On April 4, 2024, the U.S. Securities and Exchange Commission (SEC) published an Order Issuing Stay of rules promulgated on March 6, 2024 requiring registrants to provide certain climate-related information in future registration statements and annual reports (Final Rule). The stay responds to litigation filed in the Fifth and Eighth Circuit Courts of Appeals seeking judicial review of the Final Rule. The stay, according to the Order, will facilitate orderly judicial resolution of the large number of petitions filed for review of the Final Rule. The stay also avoids potential regulatory uncertainty for registrants if the Final Rule went into effect during the pending judicial review.  Despite the stay, the SEC emphasized that the Final Rule is consistent with applicable law and long-standing SEC authority. A few observations:

  1. The stay is based on statutory authority of the SEC 15 U.S.C. § 78y(c)(2) and the APA 5 USC § 705, not a judicial order. Likely, once exclusive jurisdiction is determined for the challenges to the Final Rule, a judicial stay will follow.

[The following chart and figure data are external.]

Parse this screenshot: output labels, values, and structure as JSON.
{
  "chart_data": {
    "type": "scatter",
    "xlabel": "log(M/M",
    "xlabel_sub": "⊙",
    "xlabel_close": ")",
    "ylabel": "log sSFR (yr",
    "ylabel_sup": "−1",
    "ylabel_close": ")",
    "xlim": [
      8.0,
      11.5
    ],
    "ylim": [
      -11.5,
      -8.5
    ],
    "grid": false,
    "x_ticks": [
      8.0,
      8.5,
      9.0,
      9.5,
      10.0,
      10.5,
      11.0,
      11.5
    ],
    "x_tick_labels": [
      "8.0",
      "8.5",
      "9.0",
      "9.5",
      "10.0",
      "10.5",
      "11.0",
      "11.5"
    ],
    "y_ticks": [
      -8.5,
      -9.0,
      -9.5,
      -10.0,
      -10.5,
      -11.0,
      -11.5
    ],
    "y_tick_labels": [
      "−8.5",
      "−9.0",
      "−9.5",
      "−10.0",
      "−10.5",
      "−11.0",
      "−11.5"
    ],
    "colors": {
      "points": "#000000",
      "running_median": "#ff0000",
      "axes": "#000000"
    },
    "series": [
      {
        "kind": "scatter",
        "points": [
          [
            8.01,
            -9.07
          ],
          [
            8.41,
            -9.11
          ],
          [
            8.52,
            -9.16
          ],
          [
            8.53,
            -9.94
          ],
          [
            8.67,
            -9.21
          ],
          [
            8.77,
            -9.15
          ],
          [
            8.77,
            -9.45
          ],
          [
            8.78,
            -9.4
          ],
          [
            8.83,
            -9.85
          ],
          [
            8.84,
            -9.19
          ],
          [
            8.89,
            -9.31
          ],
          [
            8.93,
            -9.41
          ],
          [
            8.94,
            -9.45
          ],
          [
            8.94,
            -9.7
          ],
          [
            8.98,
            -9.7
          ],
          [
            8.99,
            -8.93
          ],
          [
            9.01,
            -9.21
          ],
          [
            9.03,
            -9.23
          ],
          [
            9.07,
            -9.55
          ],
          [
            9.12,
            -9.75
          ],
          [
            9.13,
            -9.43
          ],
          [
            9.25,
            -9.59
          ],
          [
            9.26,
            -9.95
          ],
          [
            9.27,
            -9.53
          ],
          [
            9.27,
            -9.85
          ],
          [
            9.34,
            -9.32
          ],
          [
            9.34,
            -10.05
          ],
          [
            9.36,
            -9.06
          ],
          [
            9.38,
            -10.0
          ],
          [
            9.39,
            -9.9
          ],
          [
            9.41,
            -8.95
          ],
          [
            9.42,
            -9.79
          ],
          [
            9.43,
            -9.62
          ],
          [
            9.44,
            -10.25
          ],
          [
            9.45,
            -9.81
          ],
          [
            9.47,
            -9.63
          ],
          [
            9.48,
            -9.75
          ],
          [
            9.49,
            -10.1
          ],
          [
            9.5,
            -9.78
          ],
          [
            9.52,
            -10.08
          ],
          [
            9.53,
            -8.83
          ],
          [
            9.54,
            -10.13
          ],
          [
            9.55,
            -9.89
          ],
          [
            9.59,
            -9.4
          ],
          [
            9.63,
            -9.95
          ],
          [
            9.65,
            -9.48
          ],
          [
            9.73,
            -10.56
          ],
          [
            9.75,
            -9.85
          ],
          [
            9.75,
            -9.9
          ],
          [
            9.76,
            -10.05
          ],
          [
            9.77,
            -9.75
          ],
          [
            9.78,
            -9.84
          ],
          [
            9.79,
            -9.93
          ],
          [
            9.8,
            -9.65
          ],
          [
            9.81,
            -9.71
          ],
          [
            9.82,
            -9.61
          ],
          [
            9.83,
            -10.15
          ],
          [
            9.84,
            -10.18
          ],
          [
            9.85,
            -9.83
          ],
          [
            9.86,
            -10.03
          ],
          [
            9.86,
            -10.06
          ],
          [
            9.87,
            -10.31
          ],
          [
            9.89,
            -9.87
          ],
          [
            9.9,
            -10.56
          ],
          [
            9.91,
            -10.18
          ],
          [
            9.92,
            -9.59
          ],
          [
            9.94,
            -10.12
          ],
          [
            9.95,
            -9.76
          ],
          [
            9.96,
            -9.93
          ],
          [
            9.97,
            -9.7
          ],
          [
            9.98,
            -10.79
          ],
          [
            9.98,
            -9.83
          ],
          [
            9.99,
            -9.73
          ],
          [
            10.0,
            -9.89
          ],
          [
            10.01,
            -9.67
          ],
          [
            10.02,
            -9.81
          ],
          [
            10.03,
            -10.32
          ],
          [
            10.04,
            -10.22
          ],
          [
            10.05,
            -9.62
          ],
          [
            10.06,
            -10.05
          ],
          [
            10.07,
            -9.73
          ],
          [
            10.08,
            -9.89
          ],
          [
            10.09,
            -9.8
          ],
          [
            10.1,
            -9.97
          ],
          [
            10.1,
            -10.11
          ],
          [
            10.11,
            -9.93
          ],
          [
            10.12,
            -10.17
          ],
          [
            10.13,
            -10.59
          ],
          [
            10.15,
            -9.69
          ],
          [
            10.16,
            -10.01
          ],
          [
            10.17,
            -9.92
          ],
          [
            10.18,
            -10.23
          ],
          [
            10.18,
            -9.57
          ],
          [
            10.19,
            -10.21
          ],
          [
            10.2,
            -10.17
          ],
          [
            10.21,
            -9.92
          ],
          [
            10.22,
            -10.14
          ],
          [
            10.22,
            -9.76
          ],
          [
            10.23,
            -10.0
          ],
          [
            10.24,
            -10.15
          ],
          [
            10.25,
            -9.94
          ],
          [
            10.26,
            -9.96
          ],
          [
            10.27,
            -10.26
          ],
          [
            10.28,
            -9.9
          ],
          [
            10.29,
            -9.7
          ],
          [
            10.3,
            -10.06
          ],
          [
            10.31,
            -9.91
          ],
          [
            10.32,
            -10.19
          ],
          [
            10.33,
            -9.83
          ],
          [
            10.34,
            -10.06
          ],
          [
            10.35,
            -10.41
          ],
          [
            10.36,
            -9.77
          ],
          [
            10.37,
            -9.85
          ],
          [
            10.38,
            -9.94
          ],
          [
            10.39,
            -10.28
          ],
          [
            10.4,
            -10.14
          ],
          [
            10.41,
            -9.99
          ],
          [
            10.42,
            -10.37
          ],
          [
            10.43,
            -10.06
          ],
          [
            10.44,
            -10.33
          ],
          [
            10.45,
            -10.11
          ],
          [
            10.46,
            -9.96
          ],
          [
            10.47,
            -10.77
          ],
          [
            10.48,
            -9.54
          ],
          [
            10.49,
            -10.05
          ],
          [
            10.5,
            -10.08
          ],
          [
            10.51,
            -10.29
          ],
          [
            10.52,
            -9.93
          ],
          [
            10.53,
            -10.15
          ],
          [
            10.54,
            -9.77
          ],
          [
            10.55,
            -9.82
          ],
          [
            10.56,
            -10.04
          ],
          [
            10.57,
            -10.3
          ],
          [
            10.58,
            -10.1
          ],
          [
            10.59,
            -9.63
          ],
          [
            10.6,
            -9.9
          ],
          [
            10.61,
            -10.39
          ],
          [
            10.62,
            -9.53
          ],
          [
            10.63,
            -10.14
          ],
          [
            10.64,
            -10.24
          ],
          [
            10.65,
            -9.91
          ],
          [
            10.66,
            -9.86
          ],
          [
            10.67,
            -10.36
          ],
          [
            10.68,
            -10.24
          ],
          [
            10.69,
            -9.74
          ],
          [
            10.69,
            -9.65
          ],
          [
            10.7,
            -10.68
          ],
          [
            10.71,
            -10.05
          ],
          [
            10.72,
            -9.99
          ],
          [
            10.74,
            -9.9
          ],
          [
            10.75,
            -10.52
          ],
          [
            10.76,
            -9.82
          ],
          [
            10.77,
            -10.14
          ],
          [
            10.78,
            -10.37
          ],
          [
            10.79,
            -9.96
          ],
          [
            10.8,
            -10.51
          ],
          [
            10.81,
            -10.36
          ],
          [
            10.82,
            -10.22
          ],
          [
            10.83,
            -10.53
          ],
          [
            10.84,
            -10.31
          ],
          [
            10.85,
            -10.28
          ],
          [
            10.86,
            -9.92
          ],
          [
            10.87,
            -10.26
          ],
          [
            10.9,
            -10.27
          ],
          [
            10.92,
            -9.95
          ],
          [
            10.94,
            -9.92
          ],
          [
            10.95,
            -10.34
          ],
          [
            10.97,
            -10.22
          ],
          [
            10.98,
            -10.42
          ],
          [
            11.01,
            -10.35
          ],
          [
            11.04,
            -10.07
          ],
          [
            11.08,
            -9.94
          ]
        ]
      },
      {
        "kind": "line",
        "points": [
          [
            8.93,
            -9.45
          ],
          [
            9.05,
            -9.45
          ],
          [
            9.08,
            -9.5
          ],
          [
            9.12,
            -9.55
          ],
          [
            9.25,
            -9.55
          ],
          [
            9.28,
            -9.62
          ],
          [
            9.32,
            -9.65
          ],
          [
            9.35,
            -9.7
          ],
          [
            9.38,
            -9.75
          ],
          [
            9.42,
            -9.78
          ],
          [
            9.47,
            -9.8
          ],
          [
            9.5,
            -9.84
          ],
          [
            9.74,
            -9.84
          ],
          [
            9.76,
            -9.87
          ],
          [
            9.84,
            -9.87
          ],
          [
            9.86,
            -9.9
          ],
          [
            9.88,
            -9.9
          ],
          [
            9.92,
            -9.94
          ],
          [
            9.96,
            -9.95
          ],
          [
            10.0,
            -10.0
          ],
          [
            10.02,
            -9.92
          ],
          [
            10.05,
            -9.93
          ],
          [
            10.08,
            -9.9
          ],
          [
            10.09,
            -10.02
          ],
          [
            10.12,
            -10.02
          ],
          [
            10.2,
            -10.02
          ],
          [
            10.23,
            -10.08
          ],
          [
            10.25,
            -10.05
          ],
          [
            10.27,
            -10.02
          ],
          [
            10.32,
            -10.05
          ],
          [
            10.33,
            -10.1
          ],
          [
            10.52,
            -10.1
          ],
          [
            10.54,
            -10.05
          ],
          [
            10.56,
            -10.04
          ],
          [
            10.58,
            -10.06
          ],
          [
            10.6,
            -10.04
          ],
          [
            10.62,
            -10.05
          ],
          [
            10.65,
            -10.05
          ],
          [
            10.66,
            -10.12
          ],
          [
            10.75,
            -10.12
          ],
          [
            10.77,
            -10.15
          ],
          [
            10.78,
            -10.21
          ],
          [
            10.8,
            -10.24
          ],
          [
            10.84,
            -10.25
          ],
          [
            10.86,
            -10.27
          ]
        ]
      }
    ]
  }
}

  2. The stay means that the rules don’t go into effect on May 4, 2024 as originally scheduled. Cascading deadlines won’t be enforceable until after the litigation resolves.
  3. If the litigation is resolved quickly, then the reporting deadlines could still apply as published, with first disclosures for larger registrants in 2026 (for FY 2025). Registrants are wise to continue to prepare to fulfill the Final Rule’s legal requirements.
  4. Realistically, this litigation is not likely to resolve quickly. Challengers may slow roll the litigation through the November election. Registrants may also slow down preparations to fulfill the requirements of the Final Rule until after the November election.
  5. Practically, the longer the litigation extends, the more likely the compliance deadlines for registration statements and reporting will be extended.
  6. Meanwhile, the 2010 SEC climate disclosure guideline remains in place.